The display.dev skill teaches your AI assistant how to publish, share, and sign in to display.dev from natural-language prompts ("publish this", "share with the org", "make a private link"). It's a thin packaging layer on top of the dsp CLI — installing the skill gives the assistant the right intent triggers and a small set of bash helpers; everything authenticated still flows through dsp.
Install
npx skills add display-dev/skill --skill display-devThe command works the same across Claude Code, Cursor, Codex, OpenCode, and Hermes — the skill ships parallel mounts each installer recognizes. Once installed, asking your assistant any of "publish this", "share this with the org", "post this online", "make a private link", "share with [email]" routes through display.dev.
Two-tier helpers
The skill ships two layers of helpers so the first publish doesn't require Node:
- Tier 1 — anonymous publish and OTP sign-up. Pure
bash+curl, no Node dependency. Works on any system. Publishing without a credential lands the file on a 30-day claimable URL; signing in writes~/.displaydev/config.jsonand converts the link to a permanent one. - Tier 2 — everything authenticated, plus
share, SSO login, and any subcommand that takes extra flags. Falls through todspif installed, ornpx -y @displaydev/cliif not. Single-file publishes only today; multi-file uploads are a separate spec.
You don't pick the tier — the helpers detect which path applies from the argument shape and the presence of a credential.
Attribution
Skill-launched requests carry an X-Client-Source header (default display-dev-skill@<version>) so we can tell which distribution channel a publish came from. If you're wrapping dsp yourself, pass --client-source <name> or set DISPLAYDEV_CLIENT_SOURCE=<name> to record your own channel — see CLI reference.

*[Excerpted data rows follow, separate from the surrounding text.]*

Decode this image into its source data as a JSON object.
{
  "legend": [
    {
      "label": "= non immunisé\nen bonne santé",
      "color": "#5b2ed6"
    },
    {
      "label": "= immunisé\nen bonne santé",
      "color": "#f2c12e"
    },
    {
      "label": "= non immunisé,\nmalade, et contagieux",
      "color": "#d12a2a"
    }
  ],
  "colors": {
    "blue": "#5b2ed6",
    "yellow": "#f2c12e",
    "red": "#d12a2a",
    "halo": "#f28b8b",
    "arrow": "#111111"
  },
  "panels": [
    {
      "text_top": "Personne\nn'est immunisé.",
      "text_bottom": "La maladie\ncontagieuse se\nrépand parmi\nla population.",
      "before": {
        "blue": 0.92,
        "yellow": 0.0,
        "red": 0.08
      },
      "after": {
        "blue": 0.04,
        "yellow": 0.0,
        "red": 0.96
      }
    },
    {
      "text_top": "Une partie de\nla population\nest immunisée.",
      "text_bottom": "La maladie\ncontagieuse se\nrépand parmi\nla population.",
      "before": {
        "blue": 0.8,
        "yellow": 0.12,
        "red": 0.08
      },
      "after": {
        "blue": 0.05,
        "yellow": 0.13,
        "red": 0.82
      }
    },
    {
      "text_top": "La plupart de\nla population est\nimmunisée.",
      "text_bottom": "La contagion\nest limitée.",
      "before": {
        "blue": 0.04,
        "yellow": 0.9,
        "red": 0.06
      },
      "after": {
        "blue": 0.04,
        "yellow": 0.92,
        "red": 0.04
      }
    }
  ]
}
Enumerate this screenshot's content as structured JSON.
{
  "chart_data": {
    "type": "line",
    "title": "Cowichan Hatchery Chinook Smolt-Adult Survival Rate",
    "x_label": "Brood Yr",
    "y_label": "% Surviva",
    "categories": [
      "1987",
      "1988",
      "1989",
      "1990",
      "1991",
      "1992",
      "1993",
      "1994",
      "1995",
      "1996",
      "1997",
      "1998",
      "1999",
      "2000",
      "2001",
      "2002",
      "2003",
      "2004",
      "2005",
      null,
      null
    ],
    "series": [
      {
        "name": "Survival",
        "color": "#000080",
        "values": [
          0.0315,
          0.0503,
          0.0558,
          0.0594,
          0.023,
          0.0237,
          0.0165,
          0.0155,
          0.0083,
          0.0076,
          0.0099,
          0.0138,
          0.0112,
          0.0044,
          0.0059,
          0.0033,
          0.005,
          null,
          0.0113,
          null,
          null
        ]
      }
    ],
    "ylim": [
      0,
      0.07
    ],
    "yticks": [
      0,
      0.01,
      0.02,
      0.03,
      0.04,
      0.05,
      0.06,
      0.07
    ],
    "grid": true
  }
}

When to use the skill vs the CLI directly
- Use the skill if your work runs through an AI assistant (Claude Code, Cursor, Codex, OpenCode, Hermes). The skill is the cheapest way to wire publishing into prompts you're already writing.
- Use the CLI directly in CI pipelines, scripts, or any context where you're typing commands yourself. The skill adds nothing on top of
dspfor that workflow.
Installing both is fine — the skill calls dsp under the hood whenever it can.